• European Union/United Kingdom - European Council Presents Draft Brexit Negotiation Guidelines
  • May 10, 2017
  • Law Firm: Fragomen Del Rey Bernsen Loewy LLP - New York Office
  • As a preliminary response to the United Kingdom’s notification of its exit from the European Union, the President of the European Council presented draft negotiation guidelines for the exit plan. The guidelines are subject to approval by the European Council, which is expected to occur on April 29.

    Similar to the UK government’s approach, the European Council’s main objective is to minimize the uncertainty created by Brexit for EU/UK citizens and businesses in the United Kingdom and the European Union.

    The draft guidelines state that the European Union seeks to maintain the United Kingdom as a close partner in the future and any agreement will have to be based on a balance of rights and obligations.
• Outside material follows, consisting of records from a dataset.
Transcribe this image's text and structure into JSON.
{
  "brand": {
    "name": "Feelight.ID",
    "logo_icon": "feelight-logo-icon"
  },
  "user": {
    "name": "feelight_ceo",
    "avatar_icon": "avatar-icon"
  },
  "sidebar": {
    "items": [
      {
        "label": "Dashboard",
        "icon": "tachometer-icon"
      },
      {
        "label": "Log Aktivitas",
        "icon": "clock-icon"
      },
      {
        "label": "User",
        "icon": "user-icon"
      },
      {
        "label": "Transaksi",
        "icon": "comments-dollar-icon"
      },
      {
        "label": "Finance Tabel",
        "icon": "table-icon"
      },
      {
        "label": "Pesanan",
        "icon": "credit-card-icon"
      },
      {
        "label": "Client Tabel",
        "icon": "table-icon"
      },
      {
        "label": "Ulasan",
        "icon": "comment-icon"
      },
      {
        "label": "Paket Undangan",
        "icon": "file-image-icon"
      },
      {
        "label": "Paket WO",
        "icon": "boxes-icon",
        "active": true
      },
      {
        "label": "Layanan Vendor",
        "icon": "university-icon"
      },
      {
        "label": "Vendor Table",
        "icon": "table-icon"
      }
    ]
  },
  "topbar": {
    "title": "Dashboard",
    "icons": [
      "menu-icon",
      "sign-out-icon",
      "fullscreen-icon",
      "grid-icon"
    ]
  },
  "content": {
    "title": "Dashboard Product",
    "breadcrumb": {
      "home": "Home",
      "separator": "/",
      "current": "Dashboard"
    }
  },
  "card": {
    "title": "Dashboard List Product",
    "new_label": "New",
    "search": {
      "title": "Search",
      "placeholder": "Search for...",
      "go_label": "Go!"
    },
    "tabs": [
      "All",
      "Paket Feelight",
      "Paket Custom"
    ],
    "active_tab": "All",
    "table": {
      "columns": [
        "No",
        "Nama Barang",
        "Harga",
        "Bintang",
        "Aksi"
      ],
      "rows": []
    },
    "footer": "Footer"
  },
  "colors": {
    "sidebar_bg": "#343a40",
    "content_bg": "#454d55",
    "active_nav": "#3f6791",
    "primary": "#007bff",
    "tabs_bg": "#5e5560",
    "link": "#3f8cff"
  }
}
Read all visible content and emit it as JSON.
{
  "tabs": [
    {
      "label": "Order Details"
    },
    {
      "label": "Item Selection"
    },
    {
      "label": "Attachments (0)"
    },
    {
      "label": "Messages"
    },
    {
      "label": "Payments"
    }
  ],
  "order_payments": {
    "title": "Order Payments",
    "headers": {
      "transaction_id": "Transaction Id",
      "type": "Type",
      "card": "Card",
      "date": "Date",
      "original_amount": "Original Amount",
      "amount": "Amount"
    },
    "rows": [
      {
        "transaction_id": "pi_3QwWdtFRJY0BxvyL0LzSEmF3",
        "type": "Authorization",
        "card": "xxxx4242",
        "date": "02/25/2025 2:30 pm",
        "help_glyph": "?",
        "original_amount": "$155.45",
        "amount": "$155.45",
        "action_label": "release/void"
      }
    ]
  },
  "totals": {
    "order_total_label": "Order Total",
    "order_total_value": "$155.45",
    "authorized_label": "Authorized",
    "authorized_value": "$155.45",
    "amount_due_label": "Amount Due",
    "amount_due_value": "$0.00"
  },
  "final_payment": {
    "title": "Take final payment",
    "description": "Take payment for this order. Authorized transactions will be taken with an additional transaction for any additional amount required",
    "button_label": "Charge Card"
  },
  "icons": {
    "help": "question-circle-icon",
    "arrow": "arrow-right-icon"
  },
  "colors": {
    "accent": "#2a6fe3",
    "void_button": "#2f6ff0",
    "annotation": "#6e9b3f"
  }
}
    Other key points of the guidelines include:
    • Any agreement on the future relationship between the European Union and United Kingdom can only be concluded once the Brexit process is concluded.
    • Reciprocal guarantees of EU and UK citizens and their families will be a priority for the negotiations, and such guarantees must be enforceable and non-discriminatory.
    • The European Union commits to recognize bilateral agreements between the European Union and the United Kingdom that are compatible with EU law, specifically agreements between the United Kingdom and Ireland, and the United Kingdom and Cyprus.
    What This Means for Employers and Foreign Nationals

    The European Union agrees with the UK position that until a withdrawal agreement is concluded, the United Kingdom will have to comply with EU legislation. This means that EU nationals in the United Kingdom will maintain their residence, work and free movement rights until that time.

    Stricter immigration controls between the European Union and the United Kingdom are likely once the United Kingdom is no longer an EU country, but that will be decided at a later stage.